Now tell me about the woman. I know that the story of Palestine of your generation is a rough one, and that we can find a thousand ways to tell it, but Sha'ab, and that woman, and the men of Zabbouba: I want to hear about them from you.

You left Ain al-Zaitoun and went running to Sha'ab. You told me you ran there even though you went by car. What matters is that you got hold of a house in Sha'ab because the headman, Mohammed Ali al-Khatib, gave it to you, telling you he'd built it for his son, Ali, and that he considered you another son.

Sha'ab became your new village and it was there that you saw the miracle.

I don't want to hear the history of the village, because I'm not interested
in the brawl that broke out between the Fa'our and Khatib clans in '35 and how it grew during the great revolt of '36 when the Khatib clan avenged the murder of Shaker al-Khatib by killing Rashid al-Fa'our, headman of the eastern quarter, and how all of you – you were still very young – took action. You came with the revolutionaries and imposed a settlement, which was concluded on the threshing floor, where they slaughtered more than forty sheep and people came from all the neighboring villages to eat and offer their congratulations.

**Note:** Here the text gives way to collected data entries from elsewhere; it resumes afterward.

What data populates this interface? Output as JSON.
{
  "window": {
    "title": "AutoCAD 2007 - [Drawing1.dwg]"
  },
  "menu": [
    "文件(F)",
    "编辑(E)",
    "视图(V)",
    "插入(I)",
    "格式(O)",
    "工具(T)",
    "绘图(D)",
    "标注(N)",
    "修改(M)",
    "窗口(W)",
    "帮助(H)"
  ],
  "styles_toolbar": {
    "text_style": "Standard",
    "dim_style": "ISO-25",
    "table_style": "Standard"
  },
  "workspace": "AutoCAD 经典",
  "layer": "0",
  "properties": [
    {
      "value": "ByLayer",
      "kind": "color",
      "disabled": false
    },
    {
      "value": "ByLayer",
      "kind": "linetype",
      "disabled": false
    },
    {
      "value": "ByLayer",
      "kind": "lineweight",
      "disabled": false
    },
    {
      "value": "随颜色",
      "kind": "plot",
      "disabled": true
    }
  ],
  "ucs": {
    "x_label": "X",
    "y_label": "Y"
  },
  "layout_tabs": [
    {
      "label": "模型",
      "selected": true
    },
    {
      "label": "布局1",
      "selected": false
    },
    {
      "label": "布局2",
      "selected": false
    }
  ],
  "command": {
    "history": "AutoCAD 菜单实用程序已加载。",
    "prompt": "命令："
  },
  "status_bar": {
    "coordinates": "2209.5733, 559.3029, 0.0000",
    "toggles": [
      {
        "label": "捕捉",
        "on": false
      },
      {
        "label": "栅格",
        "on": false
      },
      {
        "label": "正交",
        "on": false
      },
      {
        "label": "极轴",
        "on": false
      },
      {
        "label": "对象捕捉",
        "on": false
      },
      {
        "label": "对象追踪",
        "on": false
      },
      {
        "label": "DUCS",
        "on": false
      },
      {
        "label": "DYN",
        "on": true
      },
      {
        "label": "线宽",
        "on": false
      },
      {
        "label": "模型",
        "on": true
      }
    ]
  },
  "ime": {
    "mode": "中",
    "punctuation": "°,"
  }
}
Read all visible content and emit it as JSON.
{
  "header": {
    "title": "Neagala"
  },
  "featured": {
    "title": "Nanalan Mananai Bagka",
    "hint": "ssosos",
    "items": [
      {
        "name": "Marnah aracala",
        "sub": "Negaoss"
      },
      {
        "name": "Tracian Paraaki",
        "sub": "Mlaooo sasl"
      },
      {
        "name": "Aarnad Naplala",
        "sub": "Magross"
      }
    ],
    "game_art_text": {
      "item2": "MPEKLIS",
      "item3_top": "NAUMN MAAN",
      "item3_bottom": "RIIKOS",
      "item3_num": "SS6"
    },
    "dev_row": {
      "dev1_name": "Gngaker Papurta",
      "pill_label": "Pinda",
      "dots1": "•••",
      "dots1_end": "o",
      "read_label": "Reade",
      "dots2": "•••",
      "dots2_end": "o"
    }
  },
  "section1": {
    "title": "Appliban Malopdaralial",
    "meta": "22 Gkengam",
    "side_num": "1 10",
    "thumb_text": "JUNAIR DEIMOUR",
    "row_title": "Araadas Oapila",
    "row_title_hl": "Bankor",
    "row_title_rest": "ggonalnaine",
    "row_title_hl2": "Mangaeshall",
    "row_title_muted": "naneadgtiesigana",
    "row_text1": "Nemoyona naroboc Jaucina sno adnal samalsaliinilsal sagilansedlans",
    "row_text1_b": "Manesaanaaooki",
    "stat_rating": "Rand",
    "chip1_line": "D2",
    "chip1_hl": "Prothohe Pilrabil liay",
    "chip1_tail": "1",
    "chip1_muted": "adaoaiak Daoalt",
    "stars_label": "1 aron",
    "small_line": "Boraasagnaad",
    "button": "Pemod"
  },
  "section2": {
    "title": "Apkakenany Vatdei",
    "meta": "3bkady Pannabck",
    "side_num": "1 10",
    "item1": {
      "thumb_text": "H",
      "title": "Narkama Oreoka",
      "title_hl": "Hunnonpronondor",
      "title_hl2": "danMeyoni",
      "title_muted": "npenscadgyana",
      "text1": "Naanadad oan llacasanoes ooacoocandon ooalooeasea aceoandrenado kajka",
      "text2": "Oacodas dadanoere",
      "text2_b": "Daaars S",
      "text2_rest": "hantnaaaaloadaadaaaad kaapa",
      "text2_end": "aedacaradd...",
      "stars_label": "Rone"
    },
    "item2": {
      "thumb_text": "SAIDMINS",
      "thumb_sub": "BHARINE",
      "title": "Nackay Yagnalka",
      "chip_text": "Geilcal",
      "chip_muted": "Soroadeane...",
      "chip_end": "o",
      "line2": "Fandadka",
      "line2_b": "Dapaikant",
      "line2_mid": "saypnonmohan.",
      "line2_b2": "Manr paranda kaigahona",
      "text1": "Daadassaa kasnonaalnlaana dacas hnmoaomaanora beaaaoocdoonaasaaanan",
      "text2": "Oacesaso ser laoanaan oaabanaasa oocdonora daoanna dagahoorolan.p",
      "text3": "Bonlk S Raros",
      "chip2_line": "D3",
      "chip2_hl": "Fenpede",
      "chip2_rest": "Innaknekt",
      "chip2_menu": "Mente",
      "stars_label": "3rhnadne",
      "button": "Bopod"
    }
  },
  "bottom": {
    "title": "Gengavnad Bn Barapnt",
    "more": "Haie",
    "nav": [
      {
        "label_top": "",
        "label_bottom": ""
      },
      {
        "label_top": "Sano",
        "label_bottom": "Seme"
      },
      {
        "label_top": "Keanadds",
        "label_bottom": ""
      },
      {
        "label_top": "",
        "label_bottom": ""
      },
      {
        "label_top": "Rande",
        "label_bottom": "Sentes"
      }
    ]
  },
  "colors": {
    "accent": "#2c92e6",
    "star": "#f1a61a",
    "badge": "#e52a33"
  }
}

I don't want to get into the labyrinth of families and subclans of which I understand nothing. I know you always cited the example of the Sha'ab settlement when you were conducting training courses for fighters. Instead of theorizing about the Sha'ab war, as we did, you'd tell stories and cite examples. And instead of asserting that the family and tribalism had to be transcended, you'd explain to the fighters how you succeeded during the Revolution of '36 in fusing families together, and you'd cite the example of Sha'ab.